In September, 2016, the New York State Department of Financial Services announced a new proposal that would help regulate cyber security among financial institutions within the state of New York. Cynthia Larose, a legal expert and chair of Mintz Levin’s Privacy and Data Security Practice who specializes in privacy and data security, recently explained the proposed changes in her blog.
Larose, an experienced attorney who has received numerous awards, including being named among the Diversity Council’s Top 50 Most Influential Women in Technology, states that the new proposal “would require financial institutions and insurers to implement strong policies for responding to cyber attacks and data breaches.”
Once approved, New York’s game-changing new proposal will help protect the state from the devastating effects of cyber crime. According to Governor Andrew Cuomo, “this regulation helps guarantee the financial services industry upholds its obligation to protect consumers and ensure that its systems are sufficiently constructed to prevent cyber-attacks to the fullest extent possible.”
How soon will the new regulations take effect?
Before New York’s new proposal can be enforced, it must be posted in the New York state registry (on September 28, 2016). Then, it has to be subjected to a 45-day notice and public-commenting period.
What do the new regulations include?
The new regulations mandate that New York-based financial entities do the following:
- Develop and implement a cyber security program that identifies cyber risks, tests for cyber security breaches and responds to cyber security events effectively to restore normal operations.
- Have a written cyber security policy that covers information access and security.
- Select a Chief Information Security Officer to implement, oversee and enforce the new program and its policies.
- Have procedures and policies to ensure the inaccessibility of non-public information that is housed by third-party vendors.
Will the new regulations only affect New York?
Although the proposed regulations are New York-specific, it is highly likely that other states will be adopting similar requirements– and not just for financial services.
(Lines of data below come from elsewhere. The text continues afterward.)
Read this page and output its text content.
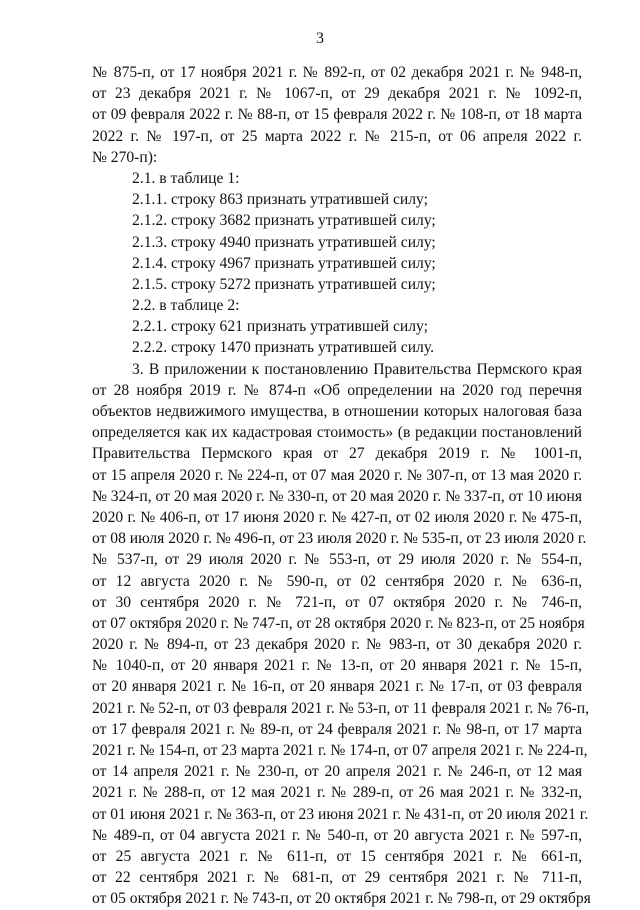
3
№ 875-п, от 17 ноября 2021 г. № 892-п, от 02 декабря 2021 г. № 948-п,
от 23 декабря 2021 г. № 1067-п, от 29 декабря 2021 г. № 1092-п,
от 09 февраля 2022 г. № 88-п, от 15 февраля 2022 г. № 108-п, от 18 марта
2022 г. № 197-п, от 25 марта 2022 г. № 215-п, от 06 апреля 2022 г.
№ 270-п):
2.1. в таблице 1:
2.1.1. строку 863 признать утратившей силу;
2.1.2. строку 3682 признать утратившей силу;
2.1.3. строку 4940 признать утратившей силу;
2.1.4. строку 4967 признать утратившей силу;
2.1.5. строку 5272 признать утратившей силу;
2.2. в таблице 2:
2.2.1. строку 621 признать утратившей силу;
2.2.2. строку 1470 признать утратившей силу.
3. В приложении к постановлению Правительства Пермского края
от 28 ноября 2019 г. № 874-п «Об определении на 2020 год перечня
объектов недвижимого имущества, в отношении которых налоговая база
определяется как их кадастровая стоимость» (в редакции постановлений
Правительства Пермского края от 27 декабря 2019 г. № 1001-п,
от 15 апреля 2020 г. № 224-п, от 07 мая 2020 г. № 307-п, от 13 мая 2020 г.
№ 324-п, от 20 мая 2020 г. № 330-п, от 20 мая 2020 г. № 337-п, от 10 июня
2020 г. № 406-п, от 17 июня 2020 г. № 427-п, от 02 июля 2020 г. № 475-п,
от 08 июля 2020 г. № 496-п, от 23 июля 2020 г. № 535-п, от 23 июля 2020 г.
№ 537-п, от 29 июля 2020 г. № 553-п, от 29 июля 2020 г. № 554-п,
от 12 августа 2020 г. № 590-п, от 02 сентября 2020 г. № 636-п,
от 30 сентября 2020 г. № 721-п, от 07 октября 2020 г. № 746-п,
от 07 октября 2020 г. № 747-п, от 28 октября 2020 г. № 823-п, от 25 ноября
2020 г. № 894-п, от 23 декабря 2020 г. № 983-п, от 30 декабря 2020 г.
№ 1040-п, от 20 января 2021 г. № 13-п, от 20 января 2021 г. № 15-п,
от 20 января 2021 г. № 16-п, от 20 января 2021 г. № 17-п, от 03 февраля
2021 г. № 52-п, от 03 февраля 2021 г. № 53-п, от 11 февраля 2021 г. № 76-п,
от 17 февраля 2021 г. № 89-п, от 24 февраля 2021 г. № 98-п, от 17 марта
2021 г. № 154-п, от 23 марта 2021 г. № 174-п, от 07 апреля 2021 г. № 224-п,
от 14 апреля 2021 г. № 230-п, от 20 апреля 2021 г. № 246-п, от 12 мая
2021 г. № 288-п, от 12 мая 2021 г. № 289-п, от 26 мая 2021 г. № 332-п,
от 01 июня 2021 г. № 363-п, от 23 июня 2021 г. № 431-п, от 20 июля 2021 г.
№ 489-п, от 04 августа 2021 г. № 540-п, от 20 августа 2021 г. № 597-п,
от 25 августа 2021 г. № 611-п, от 15 сентября 2021 г. № 661-п,
от 22 сентября 2021 г. № 681-п, от 29 сентября 2021 г. № 711-п,
от 05 октября 2021 г. № 743-п, от 20 октября 2021 г. № 798-п, от 29 октября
Industries across the board can expect that there will soon be multiple regulations proposed to beef up cyber security measures and ensure training is in place.
The proposed regulations may help, but are they enough?
Although the proposed requirements do mandate annual training and assessments of vulnerability, one important component is still missing– a way to test the effectiveness of the training.
This missing link is a looming issue, regardless of the industry that is involved. For many companies, corporate cyber training may be in place, but the effectiveness of the cyber education remains suspect. Are the employees really digesting the information in a way that will significantly improve cyber readiness? So far, there is little proof that an employee’s name on a training roster will prevent the compromise of private or personal information.
Annual training, such as that indicated in the New York proposal, may quickly be forgotten, and the proof of inadequacy is often a devastating breach of information that will cost thousands—if not millions—of company dollars to address.
While once-a-year training may meet government requirements it goes against recommendations of a number of Security Frameworks such as NIST, ISO, HIPAA and others. These frameworks all agree that content should be amongst other things, engaging, continuous, short, simple and personal. Once a year training offers no way to validate the effectiveness of an employee’s cyber education. In addition, although the lengthy cyber security classes that may comprise the training often include important information, the data presented may not be absorbed because it is not offered in easily digested, bite-sized portions.
If companies want to ensure that they are offering the best protection against employee-based cyber threats, they must not only verify that training is occurring. They must also have proof that it is actually working by measuring and monitoring the training’s effectiveness.